- Presented by: Rolf Harris
- Country of origin: United Kingdom
- Original language: English
- No. of series: 19
- No. of episodes: 200+

Production
- Producer: BBC
- Running time: 30 minutes

Original release
- Network: BBC One
- Release: 29 August 1994 – 13 September 2004

Related
- Rolf's Animal Clinic (2012)

= Animal Hospital =

British television show from 1994-2004

Animal Hospital is a British television show starring Australian singer and TV presenter Rolf Harris that ran on BBC One from 29 August 1994 to 13 September 2004. Other presenters included Lynda Bryans, Steve Knight, Mairi McHaffie, Rhodri Williams, Shauna Lowry and Jamie Darling who featured as reporters. Later episodes featured Phil Dixon. The series featured animal welfare stories from many RSPCA hospitals primarily in the UK.

==Locations==
Harmsworth Animal Hospital in North London was the first of four RSPCA hospitals that opened their doors to allow the BBC to produce this factual television show which ran for over a decade. After Harmsworth, the series briefly moved to Hampden Veterinary Practice, in Aylesbury, Buckinghamshire before relocating in 1998 to the Putney Animal Hospital in South London, and then in 2002 to Salford Animal Hospital in Greater Manchester.

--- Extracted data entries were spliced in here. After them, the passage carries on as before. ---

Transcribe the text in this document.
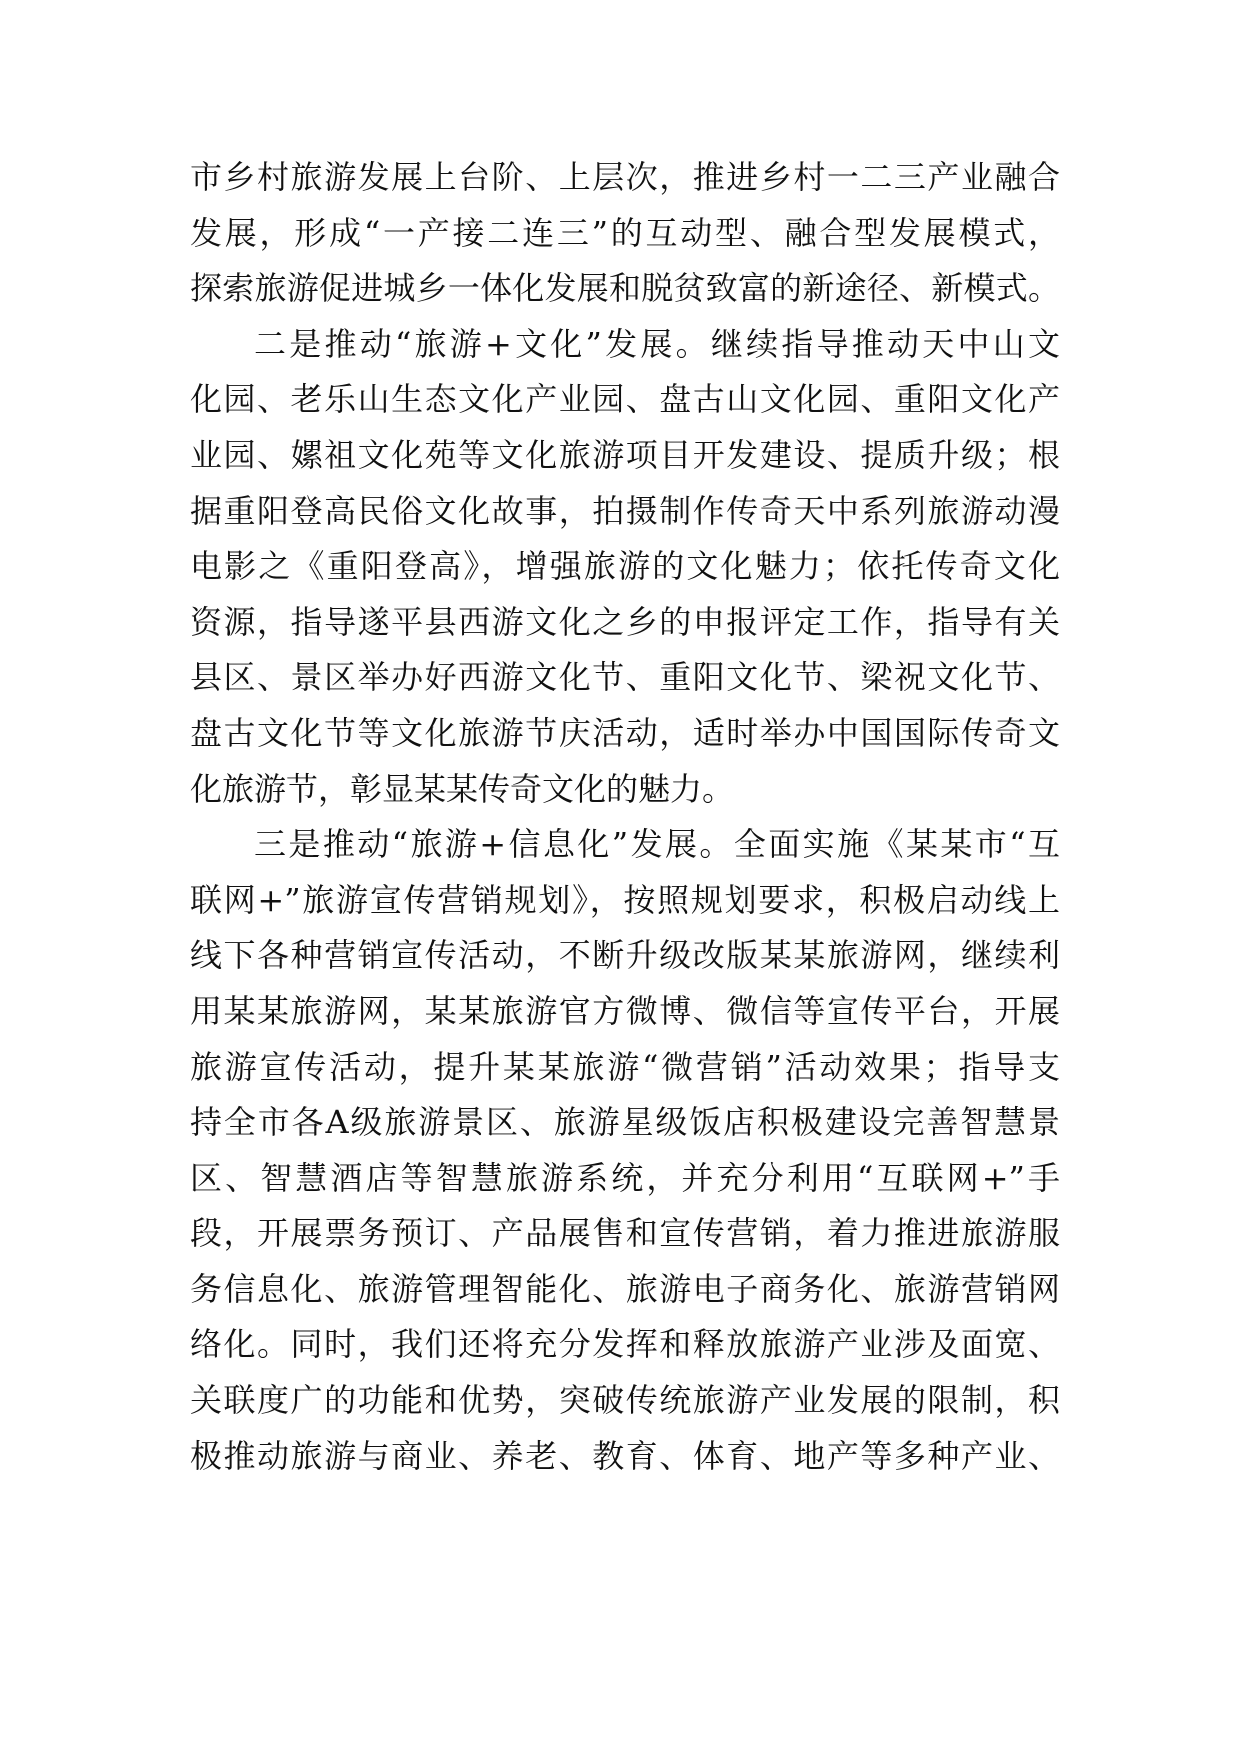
市乡村旅游发展上台阶、上层次，推进乡村一二三产业融合
发展，形成“一产接二连三”的互动型、融合型发展模式，
探索旅游促进城乡一体化发展和脱贫致富的新途径、新模式。
二是推动“旅游+文化”发展。继续指导推动天中山文
化园、老乐山生态文化产业园、盘古山文化园、重阳文化产
业园、嫘祖文化苑等文化旅游项目开发建设、提质升级；根
据重阳登高民俗文化故事，拍摄制作传奇天中系列旅游动漫
电影之《重阳登高》，增强旅游的文化魅力；依托传奇文化
资源，指导遂平县西游文化之乡的申报评定工作，指导有关
县区、景区举办好西游文化节、重阳文化节、梁祝文化节、
盘古文化节等文化旅游节庆活动，适时举办中国国际传奇文
化旅游节，彰显某某传奇文化的魅力。
三是推动“旅游+信息化”发展。全面实施《某某市“互
联网+”旅游宣传营销规划》，按照规划要求，积极启动线上
线下各种营销宣传活动，不断升级改版某某旅游网，继续利
用某某旅游网，某某旅游官方微博、微信等宣传平台，开展
旅游宣传活动，提升某某旅游“微营销”活动效果；指导支
持全市各A级旅游景区、旅游星级饭店积极建设完善智慧景
区、智慧酒店等智慧旅游系统，并充分利用“互联网+”手
段，开展票务预订、产品展售和宣传营销，着力推进旅游服
务信息化、旅游管理智能化、旅游电子商务化、旅游营销网
络化。同时，我们还将充分发挥和释放旅游产业涉及面宽、
关联度广的功能和优势，突破传统旅游产业发展的限制，积
极推动旅游与商业、养老、教育、体育、地产等多种产业、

In 2015, the RSPCA announced that the animal hospital in Putney, South London would be closed. The animal hospitals at Sonderburg Road in Islington, North London, and Eccles New Road, Salford, Greater Manchester remain open.

==Australian version==
The Australian version of Animal Hospital was aired on the Nine Network between 1996 and 2001. Like Easy Eats, the show's highlights dubbed as episodes edited in Animal Tales, a one hour show dedicated to animal welfare stories. It was broadcast on the Nine Network since 2019.